また転倒…宇野涙の8位「僕の弱さと一緒になってくれるコーチがいた方が」

 「フィギュアスケート・フランス杯」(2日、グルノーブル)

 男子ショートプログラム(SP)4位の宇野昌磨(21)=トヨタ自動車=はフリーもジャンプの転倒が相次いで136・79点の9位と振るわず、合計215・84点の8位。ファイナルを含むシニアGP13戦目で初めて表彰台を逃した。世界選手権2連覇中のネーサン・チェン(米国)が第1戦のスケートアメリカに続いてGP2連勝を果たし、シリーズ上位6人で争われるファイナル(12月5~7日・トリノ)進出を決めた。1日に行われた女子SPで樋口新葉(明大)が5位、坂本花織(シスメックス)は6位と出遅れた。

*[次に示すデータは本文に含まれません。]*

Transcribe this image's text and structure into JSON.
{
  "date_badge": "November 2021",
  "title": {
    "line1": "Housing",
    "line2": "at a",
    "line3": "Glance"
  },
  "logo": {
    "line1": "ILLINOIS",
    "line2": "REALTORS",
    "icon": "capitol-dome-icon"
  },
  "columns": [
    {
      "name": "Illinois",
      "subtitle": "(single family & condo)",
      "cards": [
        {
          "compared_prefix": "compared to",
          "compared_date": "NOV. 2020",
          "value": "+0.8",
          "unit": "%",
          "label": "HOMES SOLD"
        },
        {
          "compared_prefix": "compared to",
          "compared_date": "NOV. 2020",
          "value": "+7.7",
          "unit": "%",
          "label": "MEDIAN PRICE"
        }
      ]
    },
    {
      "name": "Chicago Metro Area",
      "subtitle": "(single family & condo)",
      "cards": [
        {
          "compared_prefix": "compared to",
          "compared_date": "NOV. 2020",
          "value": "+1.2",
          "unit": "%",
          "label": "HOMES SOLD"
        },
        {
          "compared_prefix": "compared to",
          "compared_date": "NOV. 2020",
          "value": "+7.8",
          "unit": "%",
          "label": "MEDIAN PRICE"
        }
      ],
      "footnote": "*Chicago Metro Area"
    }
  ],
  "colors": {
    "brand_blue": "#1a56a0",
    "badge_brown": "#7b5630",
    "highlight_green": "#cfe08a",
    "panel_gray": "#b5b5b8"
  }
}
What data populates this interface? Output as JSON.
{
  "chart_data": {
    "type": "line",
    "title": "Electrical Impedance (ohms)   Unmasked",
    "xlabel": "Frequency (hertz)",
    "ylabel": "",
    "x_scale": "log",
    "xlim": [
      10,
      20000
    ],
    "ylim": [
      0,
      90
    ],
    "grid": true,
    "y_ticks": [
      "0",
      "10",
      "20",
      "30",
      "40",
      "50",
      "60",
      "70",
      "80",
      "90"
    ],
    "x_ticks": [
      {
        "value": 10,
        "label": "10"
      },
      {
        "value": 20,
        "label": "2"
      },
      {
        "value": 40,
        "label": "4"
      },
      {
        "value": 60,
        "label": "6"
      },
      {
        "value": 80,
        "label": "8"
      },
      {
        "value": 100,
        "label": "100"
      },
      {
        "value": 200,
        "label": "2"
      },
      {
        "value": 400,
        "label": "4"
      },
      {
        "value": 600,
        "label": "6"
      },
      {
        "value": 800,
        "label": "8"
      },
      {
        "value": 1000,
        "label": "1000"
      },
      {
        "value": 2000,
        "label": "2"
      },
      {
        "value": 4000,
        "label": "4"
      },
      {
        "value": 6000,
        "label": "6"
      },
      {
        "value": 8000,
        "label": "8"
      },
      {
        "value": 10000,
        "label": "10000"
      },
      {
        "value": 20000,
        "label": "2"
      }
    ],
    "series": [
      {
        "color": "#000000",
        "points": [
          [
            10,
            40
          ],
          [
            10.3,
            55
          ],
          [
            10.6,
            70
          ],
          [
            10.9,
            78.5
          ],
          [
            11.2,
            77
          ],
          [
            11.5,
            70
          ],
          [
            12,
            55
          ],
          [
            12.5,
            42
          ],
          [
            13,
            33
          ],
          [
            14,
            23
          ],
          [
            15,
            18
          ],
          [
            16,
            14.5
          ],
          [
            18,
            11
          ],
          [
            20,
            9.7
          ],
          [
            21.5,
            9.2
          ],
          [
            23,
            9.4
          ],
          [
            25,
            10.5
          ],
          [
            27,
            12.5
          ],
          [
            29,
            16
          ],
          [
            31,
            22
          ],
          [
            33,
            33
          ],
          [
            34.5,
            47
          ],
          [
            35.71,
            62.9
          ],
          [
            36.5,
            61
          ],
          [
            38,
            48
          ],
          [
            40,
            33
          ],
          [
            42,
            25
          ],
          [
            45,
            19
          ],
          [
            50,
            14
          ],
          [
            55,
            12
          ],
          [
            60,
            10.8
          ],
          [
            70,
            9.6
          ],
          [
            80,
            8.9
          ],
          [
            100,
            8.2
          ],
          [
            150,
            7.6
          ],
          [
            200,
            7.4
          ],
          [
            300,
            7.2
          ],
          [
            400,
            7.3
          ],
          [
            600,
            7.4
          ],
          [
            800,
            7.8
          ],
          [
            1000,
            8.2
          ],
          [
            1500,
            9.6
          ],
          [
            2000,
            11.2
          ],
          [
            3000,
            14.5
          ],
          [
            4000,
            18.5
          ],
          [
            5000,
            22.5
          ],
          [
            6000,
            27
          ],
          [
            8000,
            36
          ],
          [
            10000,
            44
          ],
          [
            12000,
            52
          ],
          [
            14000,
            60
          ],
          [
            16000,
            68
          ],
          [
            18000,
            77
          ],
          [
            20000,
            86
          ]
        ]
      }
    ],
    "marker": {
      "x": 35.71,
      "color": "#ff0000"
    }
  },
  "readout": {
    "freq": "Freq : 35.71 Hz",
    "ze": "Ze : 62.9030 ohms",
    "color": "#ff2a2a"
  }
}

 選手が得点を待つ場所は「キス・アンド・クライ」と呼ばれる。苦楽を共にしてきたコーチと悲喜を分かち合う演技後の空間。宇野は寂しそうに一人で座り、ほほをぬらした。「(後押しした)歓声がなかったら泣くことはなかった。言葉では表現できない涙が出てきた」。コーチ不在で臨むシーズンのGP初戦は、最後まで苦しかった。

 4位と出遅れたSPから気持ちを奮い立たせたが、練習で立て直せなかった調子は最後まで狂ったままだった。今季初めて組み込んだ4回転のサルコーは回転不足で着氷が乱れ、フリップでも氷に手をついた。得意なはずのトリプルアクセル(3回転半ジャンプ)は回転軸が傾いて転倒が続き「どれだけミスをしても最後まで諦めずにいけた」ともがき、肩で息をしながら滑り終えた。

 5歳から師事した山田、樋口両コーチの下を離れて再出発を期したが、新コーチが見つからずに異例の体制でシーズンに入った影響は大きい。「僕の弱さと一緒になってくれるコーチがいた方がいいのかなと思う」。オフに指導を受けた元世界王者のランビエル氏の母国スイスに移動し、第5戦のロシア杯に備える。